Exempt from technical awards, the main telecast was less insane, more airy. Deboz was a confident, cheerful, and versatile host who wandered the chairs, sat on Andrew Garfield’s lap, danced with Sam Rockwell, and encouraged Lawrence Fishburne to make an imitation of Duffy Duck. She ended the show with a set of musical nominees, at one point making “MJ” part of Dylan’s show: “You’ve Been Hit by / A Rolling Stone”.

Some of the highlights of the show included the massive cast of “Musical Man”, which filled the massive stage of Radio City “Seventy-Six Trombones”, as well as Prince Jackson and Paris Jackson, who presented a show about his father before the actors “MJ” danced to the energetic “Smooth Criminal”.

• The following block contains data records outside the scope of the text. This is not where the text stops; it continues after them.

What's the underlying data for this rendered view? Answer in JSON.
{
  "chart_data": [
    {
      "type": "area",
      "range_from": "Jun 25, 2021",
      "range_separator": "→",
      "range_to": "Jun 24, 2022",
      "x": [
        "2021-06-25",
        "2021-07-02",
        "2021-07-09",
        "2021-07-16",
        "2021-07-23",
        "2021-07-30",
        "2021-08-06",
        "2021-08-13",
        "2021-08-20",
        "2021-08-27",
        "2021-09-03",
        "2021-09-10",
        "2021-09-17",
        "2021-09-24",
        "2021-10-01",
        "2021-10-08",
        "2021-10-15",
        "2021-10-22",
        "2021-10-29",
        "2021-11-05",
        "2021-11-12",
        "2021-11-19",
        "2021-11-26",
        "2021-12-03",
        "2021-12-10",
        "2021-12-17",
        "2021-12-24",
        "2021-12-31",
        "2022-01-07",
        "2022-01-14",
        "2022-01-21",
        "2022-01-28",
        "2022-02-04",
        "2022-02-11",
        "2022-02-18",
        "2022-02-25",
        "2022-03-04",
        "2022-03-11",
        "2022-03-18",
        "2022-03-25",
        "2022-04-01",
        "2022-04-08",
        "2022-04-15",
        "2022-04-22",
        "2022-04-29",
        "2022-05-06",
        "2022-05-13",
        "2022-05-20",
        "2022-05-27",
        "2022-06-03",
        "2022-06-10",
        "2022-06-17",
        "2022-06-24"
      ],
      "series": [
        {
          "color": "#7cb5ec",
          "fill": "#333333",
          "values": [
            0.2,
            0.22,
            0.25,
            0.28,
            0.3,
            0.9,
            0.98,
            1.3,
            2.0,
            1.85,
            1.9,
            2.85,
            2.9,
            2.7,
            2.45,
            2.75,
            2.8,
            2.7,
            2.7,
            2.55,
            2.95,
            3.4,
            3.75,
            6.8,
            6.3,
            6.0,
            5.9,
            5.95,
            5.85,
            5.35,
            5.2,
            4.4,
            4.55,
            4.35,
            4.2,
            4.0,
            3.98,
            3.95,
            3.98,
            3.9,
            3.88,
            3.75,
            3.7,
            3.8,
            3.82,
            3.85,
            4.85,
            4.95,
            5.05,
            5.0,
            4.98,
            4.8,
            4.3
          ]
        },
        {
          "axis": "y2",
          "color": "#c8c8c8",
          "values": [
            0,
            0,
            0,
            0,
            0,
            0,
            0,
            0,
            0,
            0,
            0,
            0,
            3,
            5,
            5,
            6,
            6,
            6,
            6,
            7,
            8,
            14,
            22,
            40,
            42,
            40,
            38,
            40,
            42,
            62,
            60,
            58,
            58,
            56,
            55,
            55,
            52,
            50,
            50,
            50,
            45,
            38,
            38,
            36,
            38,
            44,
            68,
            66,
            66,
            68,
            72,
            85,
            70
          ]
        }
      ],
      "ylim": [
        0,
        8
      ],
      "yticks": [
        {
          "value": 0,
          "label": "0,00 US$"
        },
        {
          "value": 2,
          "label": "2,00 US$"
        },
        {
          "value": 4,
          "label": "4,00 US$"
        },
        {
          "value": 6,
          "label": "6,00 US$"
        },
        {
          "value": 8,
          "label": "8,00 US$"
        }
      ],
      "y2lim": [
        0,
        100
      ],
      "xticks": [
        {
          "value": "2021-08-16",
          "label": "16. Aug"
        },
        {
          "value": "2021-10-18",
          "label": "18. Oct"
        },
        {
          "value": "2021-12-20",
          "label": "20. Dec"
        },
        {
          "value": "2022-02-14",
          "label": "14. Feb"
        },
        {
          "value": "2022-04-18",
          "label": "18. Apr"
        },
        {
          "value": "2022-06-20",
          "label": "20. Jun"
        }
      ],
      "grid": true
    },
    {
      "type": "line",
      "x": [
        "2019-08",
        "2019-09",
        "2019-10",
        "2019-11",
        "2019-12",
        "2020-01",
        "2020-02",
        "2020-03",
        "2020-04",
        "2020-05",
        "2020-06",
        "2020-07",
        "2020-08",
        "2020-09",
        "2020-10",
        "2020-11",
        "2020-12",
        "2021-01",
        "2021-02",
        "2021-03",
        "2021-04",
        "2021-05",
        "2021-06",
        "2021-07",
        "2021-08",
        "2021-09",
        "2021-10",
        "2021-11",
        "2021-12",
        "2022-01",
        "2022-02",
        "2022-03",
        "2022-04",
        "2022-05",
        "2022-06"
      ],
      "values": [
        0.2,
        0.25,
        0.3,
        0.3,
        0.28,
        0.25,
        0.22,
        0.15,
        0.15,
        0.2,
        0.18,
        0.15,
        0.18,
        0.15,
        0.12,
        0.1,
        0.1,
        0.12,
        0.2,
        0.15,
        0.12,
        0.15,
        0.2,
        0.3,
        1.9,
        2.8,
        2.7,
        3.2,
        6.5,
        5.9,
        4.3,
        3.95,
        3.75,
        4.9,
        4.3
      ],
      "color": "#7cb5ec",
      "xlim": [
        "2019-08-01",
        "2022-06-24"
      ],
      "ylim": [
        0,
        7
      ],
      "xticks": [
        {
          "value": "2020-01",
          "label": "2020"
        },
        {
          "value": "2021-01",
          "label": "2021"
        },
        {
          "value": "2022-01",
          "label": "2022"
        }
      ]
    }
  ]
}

Billy Crystal taught the crowd “Yiddish to roll down”, and the original line-up of the 2007 musical “Spring Awakening”, which won Tony – including Leo Michelle and Jonathan Groff – reunited to perform.

Numerous speeches thanked the audience for bravely stepping up COVID-19 to come watch the show, and Marsha Gay Harden welcomed the 150 security staff invited as guests at Tonys.

Earlier, Darren Chris and Juliana Huff embarked on a four-hour award, handing out mostly design awards. Chris opened the telecast with the original song “Set the Stage” as he and Huff danced vigorously up the stairs, on linen boxes and on sliding chairs to mark the artists who keep the theater alive.

The first award of the evening – for best music – went to “Six: The Musical” with music and lyrics by Toby Marlowe and Lucy Moss. Marlowe became the first non-binary lyricist to receive the Tony Award. The award for best costume for a musical also went to “Six: Musical”.

The season – with 34 new productions – represents a complete return to the cinema after nearly two years of shutdown due to the pandemic. At the last Tonys nine months ago the winners were determined with only 18 plays and musicals that met the requirements, and many competition categories were exhausted.

Sondheim, a cult composer who died in late 2021, was honored in a special segment by Bernadette Peters, who sang her song “Children Will Listen”. Angela Lansbury, who was honored in Tony’s life, was not present, so her colleague from the movie “Sweeney Todd” Len Cariou accepted on her behalf.